Step #2 USE AFFIRMATIONS FOR SELF-IMPROVEMENT. St Paul tells his followers in Ephesians 4:29 “Let no evil talk come out of your mouths, but only what is useful for building up, as there is need, so that your words may give grace to those who hear.”  So, use only words that build up and give grace to those who hear. Think about it, with each word you utter, who is listening intently? Your partner, your children, your friends and those closest to you. If you answer these, then yes you will be right, but you are forgetting the most important listener of all —YOURSELF! You are the first one who hears what you say and hear it clearly even when you only whisper. Be mindful of what you are saying to yourself. What positive affirmations would you say to yourself? What words would you like to hear someone say to you that will make you happy and feel good about yourself?

Step #3 SPEAK FROM A PLACE OF LOVE. I find this true for almost everyone I encountered whenever they would complain about what is wrong in their lives, it mostly stems from fear. Fear of not being able to provide enough for the family, fear of being found lacking, and even fear of failure. Whenever you start complaining about anything in your life, stop yourself and contemplate where you are coming from. Are you coming from a place of hate and fear or are you coming from a place of love and hope? Instead of complaining about your life, find something to be grateful for. Instead of speaking about what is lacking in your life, look for what is in your life and you might be surprised at what you can find. St Paul puts it so nicely in his letter to the Philippians, “not that I am referring to being in need; for I have learned to be content with whatever I have.” (Philippians 4:11) When you feel contentment, you will not feel the need to complain. You will not feel the need to put others or yourself down. So, choose your words carefully whenever you open your mouth and speak from a place of love, I’m sure, you’ll never go wrong. What do you mostly complain about? Why? Can you find something good about that situation?

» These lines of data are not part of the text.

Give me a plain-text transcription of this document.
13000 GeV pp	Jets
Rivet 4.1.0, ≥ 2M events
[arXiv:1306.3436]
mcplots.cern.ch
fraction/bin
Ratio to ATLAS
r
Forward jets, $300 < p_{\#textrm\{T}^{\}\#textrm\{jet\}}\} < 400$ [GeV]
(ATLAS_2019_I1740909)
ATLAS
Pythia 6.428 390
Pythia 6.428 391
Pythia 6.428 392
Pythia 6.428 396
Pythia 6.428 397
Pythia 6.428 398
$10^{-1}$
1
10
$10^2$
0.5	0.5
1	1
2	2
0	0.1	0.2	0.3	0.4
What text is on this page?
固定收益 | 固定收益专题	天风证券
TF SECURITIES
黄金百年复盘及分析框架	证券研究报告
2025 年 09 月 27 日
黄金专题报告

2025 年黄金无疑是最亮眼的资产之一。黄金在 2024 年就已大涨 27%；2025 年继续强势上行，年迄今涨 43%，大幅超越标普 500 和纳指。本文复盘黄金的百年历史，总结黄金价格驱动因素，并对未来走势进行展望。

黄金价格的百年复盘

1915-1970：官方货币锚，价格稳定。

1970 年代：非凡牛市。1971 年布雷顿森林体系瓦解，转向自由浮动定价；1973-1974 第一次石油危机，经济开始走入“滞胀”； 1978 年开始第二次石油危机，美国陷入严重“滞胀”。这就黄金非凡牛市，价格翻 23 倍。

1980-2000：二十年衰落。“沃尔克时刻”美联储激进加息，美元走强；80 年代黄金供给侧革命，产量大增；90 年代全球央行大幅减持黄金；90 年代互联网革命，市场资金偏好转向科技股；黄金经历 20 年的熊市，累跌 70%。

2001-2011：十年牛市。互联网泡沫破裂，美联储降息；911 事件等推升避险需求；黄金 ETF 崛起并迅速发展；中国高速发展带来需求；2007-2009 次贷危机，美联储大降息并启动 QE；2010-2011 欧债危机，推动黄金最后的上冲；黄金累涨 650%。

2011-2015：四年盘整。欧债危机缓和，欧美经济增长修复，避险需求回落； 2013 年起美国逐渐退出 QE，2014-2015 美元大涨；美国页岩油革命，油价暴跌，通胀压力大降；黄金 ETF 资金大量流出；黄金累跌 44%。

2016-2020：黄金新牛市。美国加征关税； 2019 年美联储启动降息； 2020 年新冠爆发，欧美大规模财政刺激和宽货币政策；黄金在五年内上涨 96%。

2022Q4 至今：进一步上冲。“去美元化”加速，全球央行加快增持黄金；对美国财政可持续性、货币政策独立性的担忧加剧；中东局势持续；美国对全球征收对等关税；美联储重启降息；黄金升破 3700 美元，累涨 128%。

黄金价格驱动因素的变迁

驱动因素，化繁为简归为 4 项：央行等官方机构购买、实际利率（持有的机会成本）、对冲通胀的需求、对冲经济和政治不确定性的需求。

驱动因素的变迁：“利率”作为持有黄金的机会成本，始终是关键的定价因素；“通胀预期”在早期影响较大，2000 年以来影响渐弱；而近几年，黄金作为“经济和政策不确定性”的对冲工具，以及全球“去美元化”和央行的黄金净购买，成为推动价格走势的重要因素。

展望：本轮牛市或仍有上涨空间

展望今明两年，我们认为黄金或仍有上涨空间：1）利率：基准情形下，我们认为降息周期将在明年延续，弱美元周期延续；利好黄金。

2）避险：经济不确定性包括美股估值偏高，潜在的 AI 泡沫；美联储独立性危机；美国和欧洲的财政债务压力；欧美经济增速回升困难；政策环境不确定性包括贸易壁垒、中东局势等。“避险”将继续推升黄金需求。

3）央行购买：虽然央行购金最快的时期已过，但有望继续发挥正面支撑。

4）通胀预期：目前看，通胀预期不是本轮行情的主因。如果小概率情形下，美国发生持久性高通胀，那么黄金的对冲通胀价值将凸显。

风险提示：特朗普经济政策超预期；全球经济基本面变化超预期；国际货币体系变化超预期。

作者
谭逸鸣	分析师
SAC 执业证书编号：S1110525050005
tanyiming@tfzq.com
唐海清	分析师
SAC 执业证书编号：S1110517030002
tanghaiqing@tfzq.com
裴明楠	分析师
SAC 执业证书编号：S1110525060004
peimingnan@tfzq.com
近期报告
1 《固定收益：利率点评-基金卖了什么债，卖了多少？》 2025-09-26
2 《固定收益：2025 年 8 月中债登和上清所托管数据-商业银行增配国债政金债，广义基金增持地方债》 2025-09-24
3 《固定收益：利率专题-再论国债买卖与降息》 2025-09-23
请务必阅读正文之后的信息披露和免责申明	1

SOMETHING TO TRY. Okay, here’s something to try out. Learn to choose your words carefully. Be mindful of the words that come out of your mouth. Catch yourself using negative words like ‘can’t’, ‘won’t’, or uttering something negative about yourself, your life or those around you. When you find yourself doing it, make a conscious effort to stop and turn it around and make it into a more positive affirmation. Begin to look for something positive in the situation, in the person or in the idea. It might take some time getting used to it, but once you get the hang of it, you’ll realize that you’re already doing it without conscious effort. Remember, your life is an empty paper and your words are the pen with which you write it with. Pick your words right and write the story of your great life.